What are Mastery Settings?

With standards-based grading, there are different ways to calculate the mastery of a standard. Traditional points grading is based on point values and percentages; standards grading is based on levels rather than points. The five ways to calculate the overall performance levels are:

  • Mean - overall standard performance will be determined based on the average level they perform at.

  • Mode - overall standard performance will be determined based on the level they perform at the most.

  • Most Recent - overall performance level will be determined based on the level they achieved most recently.

  • Highest - overall performance will be determined based on the highest level they've achieved.

  • Decaying Average - overall performance will be determined using a calculation that is based on an average with more weight given to the more recent scores.

See below for an example of how a student's overall performance level changes based on the mastery setting selected.

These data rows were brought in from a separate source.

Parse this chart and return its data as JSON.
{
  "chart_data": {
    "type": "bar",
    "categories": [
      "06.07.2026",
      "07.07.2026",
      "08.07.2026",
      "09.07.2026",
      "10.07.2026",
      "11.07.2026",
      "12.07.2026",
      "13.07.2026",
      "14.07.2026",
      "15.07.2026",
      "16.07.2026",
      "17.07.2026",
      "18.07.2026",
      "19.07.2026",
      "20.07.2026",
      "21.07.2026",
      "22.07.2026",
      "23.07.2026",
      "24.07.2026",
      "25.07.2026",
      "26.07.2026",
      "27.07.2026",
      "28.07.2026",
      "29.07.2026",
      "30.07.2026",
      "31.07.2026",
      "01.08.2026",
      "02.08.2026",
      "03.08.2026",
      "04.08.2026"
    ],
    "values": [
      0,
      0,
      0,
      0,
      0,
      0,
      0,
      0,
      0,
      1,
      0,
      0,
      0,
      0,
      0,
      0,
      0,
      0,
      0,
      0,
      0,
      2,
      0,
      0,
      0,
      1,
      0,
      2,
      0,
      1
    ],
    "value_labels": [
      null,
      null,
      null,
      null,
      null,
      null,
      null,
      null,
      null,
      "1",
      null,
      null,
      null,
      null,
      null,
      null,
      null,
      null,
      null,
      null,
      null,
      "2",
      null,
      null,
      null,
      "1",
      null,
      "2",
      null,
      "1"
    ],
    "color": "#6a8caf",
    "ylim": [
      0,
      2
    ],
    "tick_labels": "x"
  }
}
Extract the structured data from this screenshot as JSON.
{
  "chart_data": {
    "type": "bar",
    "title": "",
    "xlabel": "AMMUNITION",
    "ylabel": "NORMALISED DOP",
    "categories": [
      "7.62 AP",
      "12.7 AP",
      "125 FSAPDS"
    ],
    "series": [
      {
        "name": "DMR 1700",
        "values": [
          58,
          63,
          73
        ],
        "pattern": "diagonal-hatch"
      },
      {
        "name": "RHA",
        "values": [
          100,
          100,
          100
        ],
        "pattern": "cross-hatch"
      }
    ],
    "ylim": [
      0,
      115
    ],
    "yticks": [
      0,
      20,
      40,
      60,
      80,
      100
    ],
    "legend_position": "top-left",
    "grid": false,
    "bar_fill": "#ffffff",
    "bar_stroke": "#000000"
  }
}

💡 Tip from the Otus Team: Term Conversion plays a substantial role in the calculations that are used to determine the overall performance levels; if something doesn't seem quite right with the standards performance, take a look at the Term Conversion settings in the Main Administrator account. If you don't have access to the Main Administrator account, or have questions about your Term Conversion settings, reach out to us in the chat feature!


Mean

The Mean mastery setting calculates the average performance level among all attempts.

Term Conversion is especially important in this calculation. To see a detailed explanation of how the Mean performance level of Approaching Mastery was calculated in the example above, click here.


Mode 

The Mode mastery setting will be the performance level at which the student has performed the most at.

To see a detailed explanation of how the Mode performance level of Approaching Mastery was calculated in the example above, click here.


Most Recent

The Most Recent performance level is just what it sounds like; the performance level that the student earned most recently.

To see a detailed explanation of how the Most Recent performance level of Mastery was calculated in the example above, click here.


Highest

The Highest performance level is just what it sounds like; the highest performance level the student has achieved.

To see a detailed explanation of how the Highest performance level of Mastery was calculated in the example above, click here.


Decaying Average

This performance level is calculated based on the most recent attempts having the most weight. There is a specific formula that is used which essentially gives the most recent performance level a weight of 65%, with all other previous attempts making up the remaining 35%. Decaying average is calculated with a cascading effect, meaning the formula starts calculating based on the first attempt and continues in the same fashion until the most recent attempt has been captured.

The table below shows how the Near Mastery performance level was calculated for the above example.

Term Conversion is especially important in this calculation. To see a detailed explanation of how this calculation is done, click here.

💡 Tip from the Otus Team:

When all standards being calculated are assessed at the same exact time, perhaps in one assessment that was administered, we list them highest to lowest and THEN do the calculation. This gives the student the benefit of the doubt. This also means that the calculation may appear to be incorrect as teachers are expecting a "mean" calculation rather than the result of the decaying average breakdown in place specifically when attempt data is collected all at once. This is a common concern at the beginning of the year for many teachers since they only have one or two assessments. Decaying average is best when there are many data points across a longer period of time. As the year continues, the data will be more and more accurate for this student, giving a true representation of their standard mastery.